Europe's refiners must therefore look for long term export outlets, said WEFA, or face permanently depressed margins and an inevitable round of refinery closures. CO2 emissions from road traffic are expected to stabilize at about 800 million metric tons/year after 2000, about one third higher than in 1990.
WEFA contends increasing cost of road use through higher fuel and vehicle taxes is the most important of Europe's new transport policies.
"This will be insufficient to prevent further growth in road traffic," said WEFA, "because such measures will be unable to compensate for a continuing rise in car ownership levels. By 2010 there will be an additional 35 million cars on the road and car traffic will have increased by 25%."

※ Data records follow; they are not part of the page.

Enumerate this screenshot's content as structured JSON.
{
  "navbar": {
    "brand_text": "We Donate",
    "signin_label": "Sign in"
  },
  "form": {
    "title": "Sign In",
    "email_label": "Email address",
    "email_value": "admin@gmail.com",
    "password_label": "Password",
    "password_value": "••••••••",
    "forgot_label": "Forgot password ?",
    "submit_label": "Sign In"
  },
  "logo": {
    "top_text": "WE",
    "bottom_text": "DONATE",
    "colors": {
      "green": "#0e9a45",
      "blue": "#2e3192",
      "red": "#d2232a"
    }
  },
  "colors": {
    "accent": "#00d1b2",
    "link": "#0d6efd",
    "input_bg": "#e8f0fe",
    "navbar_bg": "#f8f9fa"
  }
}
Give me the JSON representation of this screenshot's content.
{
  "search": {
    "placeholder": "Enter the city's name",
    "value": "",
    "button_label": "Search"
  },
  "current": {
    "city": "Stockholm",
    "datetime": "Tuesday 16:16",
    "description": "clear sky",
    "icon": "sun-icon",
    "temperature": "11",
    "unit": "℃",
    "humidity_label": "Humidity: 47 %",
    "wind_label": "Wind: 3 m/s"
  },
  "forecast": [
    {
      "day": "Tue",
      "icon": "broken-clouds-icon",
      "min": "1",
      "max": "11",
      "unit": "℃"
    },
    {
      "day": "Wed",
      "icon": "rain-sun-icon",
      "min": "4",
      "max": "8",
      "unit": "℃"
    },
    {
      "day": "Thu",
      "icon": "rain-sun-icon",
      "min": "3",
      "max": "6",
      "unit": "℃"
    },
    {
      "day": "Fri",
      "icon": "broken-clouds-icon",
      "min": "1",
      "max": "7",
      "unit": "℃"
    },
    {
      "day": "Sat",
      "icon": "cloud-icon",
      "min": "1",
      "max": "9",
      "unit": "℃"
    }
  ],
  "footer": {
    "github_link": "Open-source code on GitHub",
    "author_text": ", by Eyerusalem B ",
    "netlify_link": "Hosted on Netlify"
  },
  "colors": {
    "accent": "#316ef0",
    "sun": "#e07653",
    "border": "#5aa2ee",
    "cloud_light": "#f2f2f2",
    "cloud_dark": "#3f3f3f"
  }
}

Mitsubishi Motors plans to install a new gasoline engine in its Galant model line that uses 25% less fuel than other gasoline engines and emits 90% less nitrogen oxides, reports Tokyo's Nikkei Weekly newspaper. Fuel requirements are cut by spraying gasoline into the combustion chamber without first mixing it with air. The engine reportedly costs $350 more to produce than conventional engines, but this would be reduced with mass production.
U.S. natural gas consumption could fall 5% if Congress passes legislation to repeal Section 210 of the Public Utility Regulatory Policy Act, a gas group warns. Ray Galvin, Natural Gas Supply Association chairman and Chevron U.S.A. Production Co. president, notes the law allows independent power producers to sell electricity to local utilities, of which 900 bcf/year is gas fired. He contends Congress should not repeal Section 210 until the government completes efforts to establish competition in the electricity industry.
Energy projects rank high on the list of South American infrastructure projects that represents export opportunities of more than $4 billion for U.S. companies. U.S. Trade and Development Agency will present a list of 100 of South America's most promising infrastructure projects in 10 nations the next 3 years at a meeting for U.S. and South American business and government leaders June 14-16 in New Orleans. Presentations will include technical descriptions, equipment and services demand, and project financial reviews.
The energy projects included a $2.1 billion Bolivia-Brazil gas pipeline, a $350 million Atacama gas pipeline in Chile-Argentina, a project at Colombia's Cartagena refinery, a crude oil terminal in Colombia, and Ecuador's $400 million La Libertad refinery modernization. Also listed were gas fired power projects in Brazil, Peru, and Venezuela and a $1.2 billion olefin cracker plant in Colombia.